People have some serious misconceptions about astronauts. They think that we eat pills for breakfast and that we spend our time floating around in a capsule. While it’s true that we eat carefully packaged and highly condensed foods, and we’re in superb physical shape which allows us to adapt to the lack of gravity conditions, it’s far from the cliche. Another misconception is that astronauts care not for their physical appearance. I guess Buzz Aldrin and Neil Armstrong probably gave the world that impression. But it’s not true. Some of us are quite into pruning and manscaping, and take pride in our looks. Since my daughter has been doing her makeup courses in Brisbane, I’ve learnt a lot about how a bit of self-love can make a positive impact on one’s life.
I’ve learnt that there’s a direct correlation between your outward appearance and your self esteem. That’s why I take extra special care, with my daughter’s instructions and guidance, to keep myself in tip top shape every time I go into space. I make sure to trim my chest hair so it’s a neat and tidy patch of fur and I eradicate the hairs sticking out of my nose and ears. My daughter showed me how to do my morning routine: cleanse, exfoliate, tone and moisturise. My skin has never looked better.
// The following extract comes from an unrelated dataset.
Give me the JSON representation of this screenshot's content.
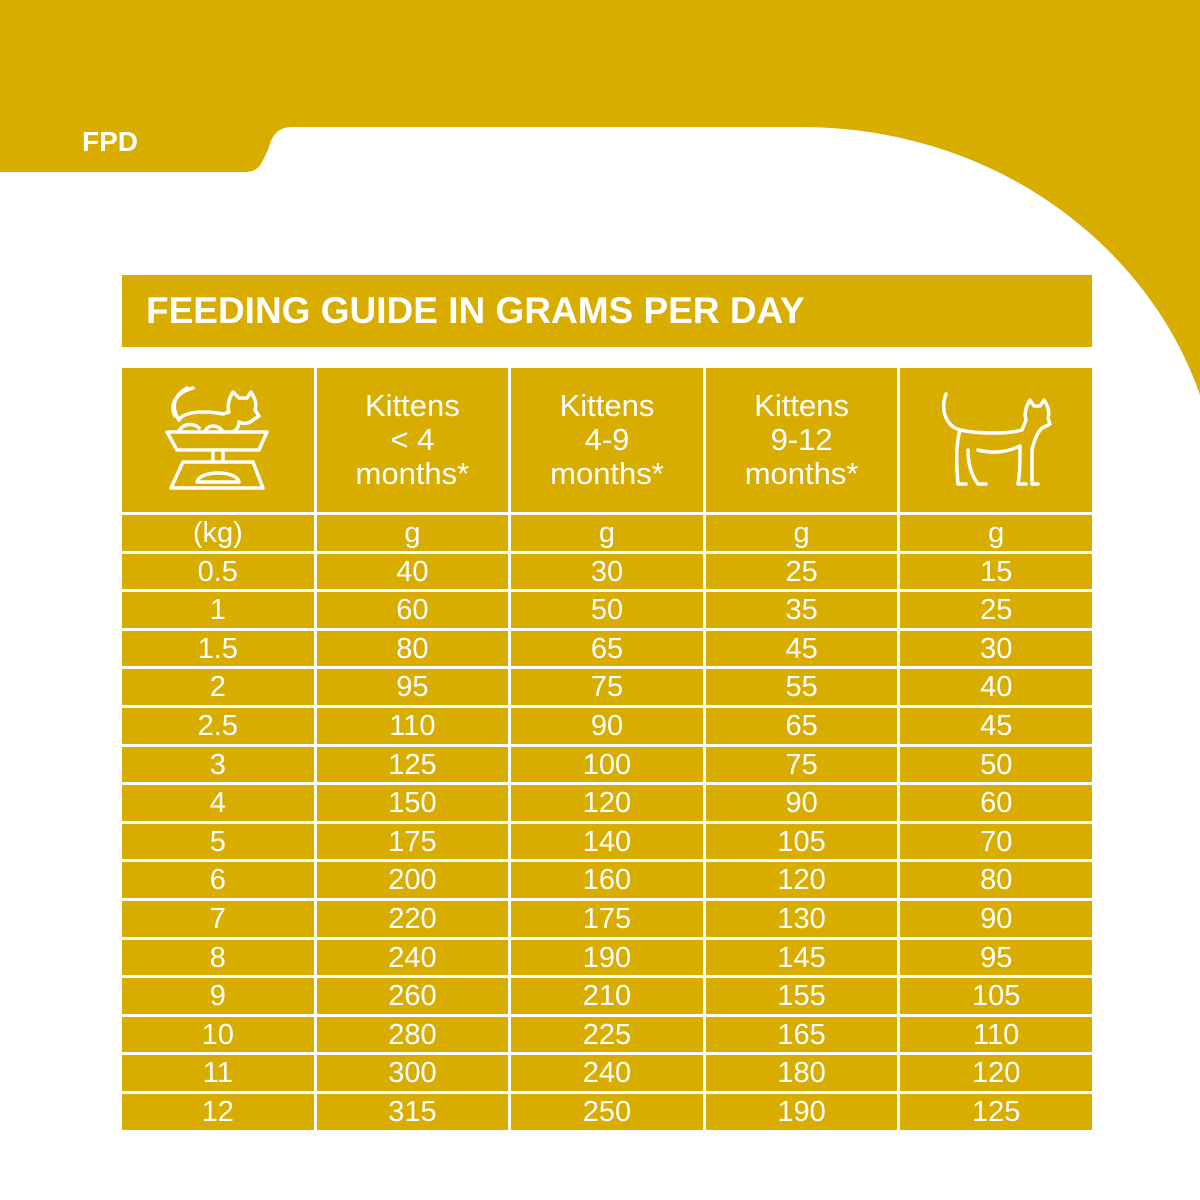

Even though I’m middle aged now, I’m positively glowing for the cabinet camera. It’s amazing what you can learn from beauty therapy courses like the one Lisa is taking.
I know it’s going to sound vain but I get her to help me with more permanent physical modifications. She tinted my eyelashes, which had turned gray, to a medium brown colour. She also dyed my hair, which took about a decade off my age, and left a little bit of gray on the side to give me a distinguished and intellectual appearance.